A year ago, when the Main South Community Development Corporation looked to renovate some 80 housing units without losing their affordability, the agency accomplished that goal with two subsidies - a low-income housing tax credit and a private activity bond from MassDevelopment, which collaborates with communities around the state in stimulating economic growth.
These two subsidies, the low-income tax credit and the private activity bond, which allow states to borrow on behalf of private companies and nonprofits to lower their borrowing costs, have long been the backbone of the affordable housing market.
Understandably, Steve Teasdale, the executive director of the Main South CDC, was among the housing officials who were alarmed when the initial version of President Donald Trump’s tax reform law sought to eliminate private activity bonds.
Both subsidies were retained in the new tax law, however, bringing relief to housing activists but not entirely eliminating the threat the law poses for affordable housing.
According to Novogradac & Co., a national accounting and consulting firm, the tax reform law could still reduce the “future supply of affordable rental housing by nearly 235,000 over 10 years.”
“It’s the greatest shock to the affordable-housing system since the Great Recession,” Michael Novogradac, managing partner of Novogradac & Co., said last week in a New York Times article.
Propelling this reduction, according to Mr. Teasdale, is the change in the corporate tax rate from 35 percent to 21 percent in new tax law. This change indirectly impact the affordable housing market by reducing, by lowering the value of the tax credits corporations receive in return for their investments, he said.
“As result, you will probably see less demand for tax credits, which will result in the production of fewer housing units,” Mr. Teasdale said.
However, he believes that the trillion-dollar budget deficit that new tax law will incur presents the biggest threat to the affordable housing market, because in order to “offset some those annual deficits, the administration will have to make cuts in other programs.”
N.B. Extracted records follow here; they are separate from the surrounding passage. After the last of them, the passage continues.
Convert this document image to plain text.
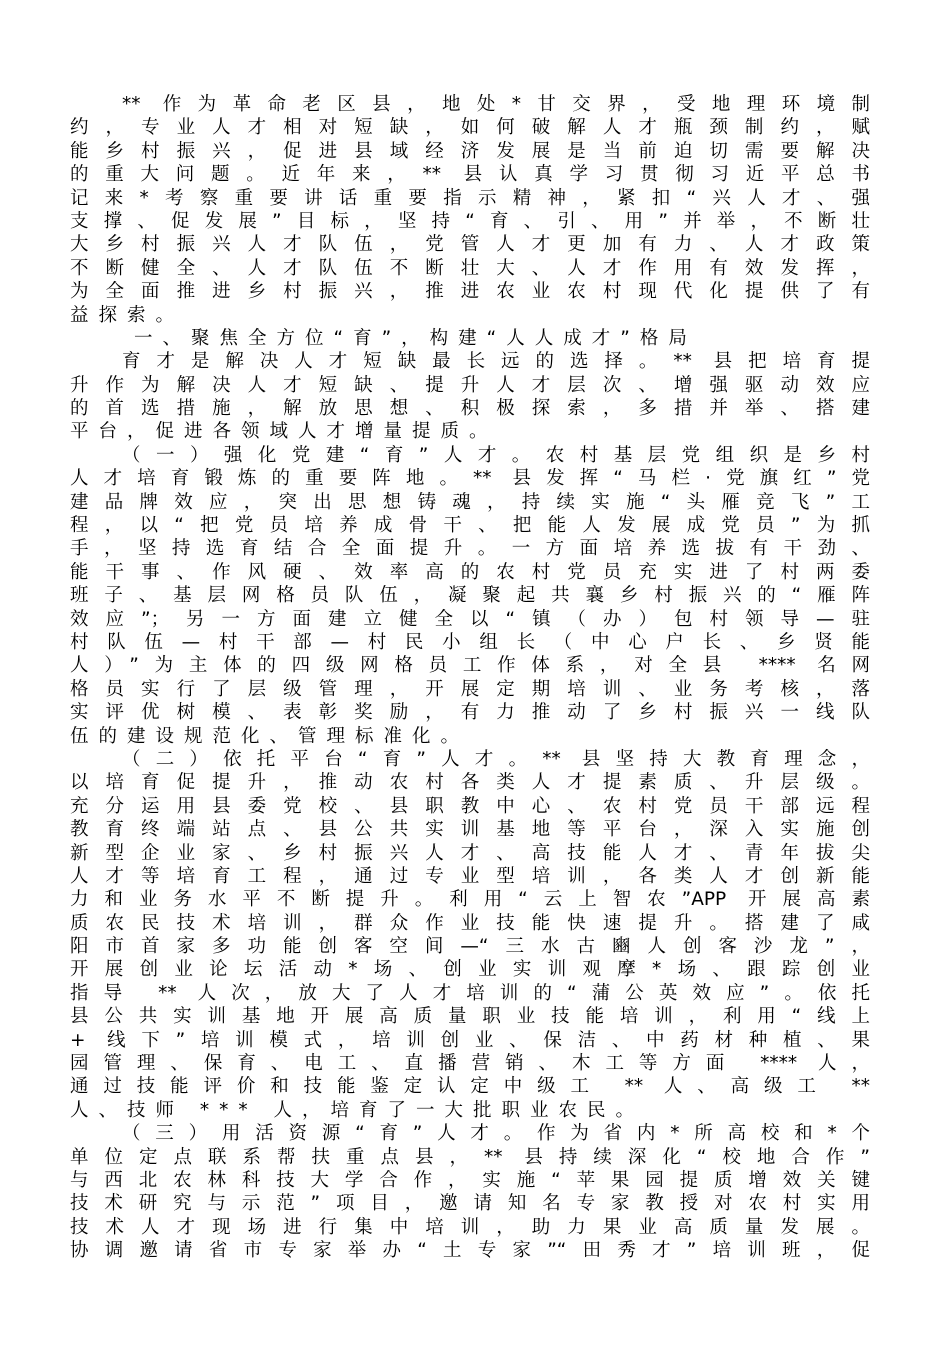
** 作为革命老区县，地处*甘交界，受地理环境制
约，专业人才相对短缺，如何破解人才瓶颈制约，赋
能乡村振兴，促进县域经济发展是当前迫切需要解决
的重大问题。近年来，** 县认真学习贯彻习近平总书
记来*考察重要讲话重要指示精神，紧扣“兴人才、强
支撑、促发展”目标，坚持“育、引、用”并举，不断壮
大乡村振兴人才队伍，党管人才更加有力、人才政策
不断健全、人才队伍不断壮大、人才作用有效发挥，
为全面推进乡村振兴，推进农业农村现代化提供了有
益探索。
一、聚焦全方位“育”，构建“人人成才”格局
育才是解决人才短缺最长远的选择。** 县把培育提
升作为解决人才短缺、提升人才层次、增强驱动效应
的首选措施，解放思想、积极探索，多措并举、搭建
平台，促进各领域人才增量提质。
（一）强化党建“育”人才。农村基层党组织是乡村
人才培育锻炼的重要阵地。** 县发挥“马栏·党旗红”党
建品牌效应，突出思想铸魂，持续实施“头雁竞飞”工
程，以“把党员培养成骨干、把能人发展成党员”为抓
手，坚持选育结合全面提升。一方面培养选拔有干劲、
能干事、作风硬、效率高的农村党员充实进了村两委
班子、基层网格员队伍，凝聚起共襄乡村振兴的“雁阵
效应”；另一方面建立健全以“镇（办）包村领导—驻
村队伍—村干部—村民小组长（中心户长、乡贤能
人）”为主体的四级网格员工作体系，对全县 **** 名网
格员实行了层级管理，开展定期培训、业务考核，落
实评优树模、表彰奖励，有力推动了乡村振兴一线队
伍的建设规范化、管理标准化。
（二）依托平台“育”人才。** 县坚持大教育理念，
以培育促提升，推动农村各类人才提素质、升层级。
充分运用县委党校、县职教中心、农村党员干部远程
教育终端站点、县公共实训基地等平台，深入实施创
新型企业家、乡村振兴人才、高技能人才、青年拔尖
人才等培育工程，通过专业型培训，各类人才创新能
力和业务水平不断提升。利用“云上智农”APP 开展高素
质农民技术培训，群众作业技能快速提升。搭建了咸
阳市首家多功能创客空间—“三水古豳人创客沙龙”，
开展创业论坛活动*场、创业实训观摩*场、跟踪创业
指导 ** 人次，放大了人才培训的“蒲公英效应”。依托
县公共实训基地开展高质量职业技能培训，利用“线上
+ 线下”培训模式，培训创业、保洁、中药材种植、果
园管理、保育、电工、直播营销、木工等方面 **** 人，
通过技能评价和技能鉴定认定中级工 ** 人、高级工 **
人、技师 *** 人，培育了一大批职业农民。
（三）用活资源“育”人才。作为省内*所高校和*个
单位定点联系帮扶重点县，** 县持续深化“校地合作”
与西北农林科技大学合作，实施“苹果园提质增效关键
技术研究与示范”项目，邀请知名专家教授对农村实用
技术人才现场进行集中培训，助力果业高质量发展。
协调邀请省市专家举办“土专家”“田秀才”培训班，促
The Community Development Block Grant program and the HOME Investment Partnerships Program, both of which communities use to increase and improve affordable housing, are among the programs being targeted by the Trump administration, Mr. Teasdale said.
Michael Kane, director of the Massachusetts Alliance of HUD Tenants, said the fallout from the tax law will exacerbate the already growing pressure on the commonwealth’s rental market, in which low- and moderate-income residents are struggling to afford rental units.
Only a quarter of those who qualify for subsidized housing are getting it, while some 30 percent of those who currently have subsidized housing are living in sub-standard accommodations, he said.
Indeed, the Citizens' Housing and Planning Association ranks Massachusetts eighth in the country in income inequality and seventh as the least affordable state for renters.
Meanwhile, given the changes in the tax law, Mr. Kane said, there will be added incentive for the owners of affordable housing units whose subsidy contracts are about to expire not to renew those contracts.
The state and local communities must work together to prevent the diminution of existing affordable housing, he said, noting that lawmakers such as acting Senate President Harriette Chandler understand how much is at stake.
Ms. Chandler, who has been a steady advocate for affordable housing over her tenure, is currently sponsoring a bill called “An Act promoting housing and sustainable development.”
The bill, among other features, seeks to provide communities that opt in with incentives and tools they can use to better manage their housing stock.
Mr. Teasdale, noting that Worcester is among the 13 percent of Massachusetts communities that have met the state’s guideline requiring at least 10 percent of their housing stock to be qualified as affordable, said, "The city does understand the need to make housing affordable for residents.”
“You are not going to have a healthy city if people cannot afford to live here, or do not have any extra money to spend because they are paying it all on rent," he said.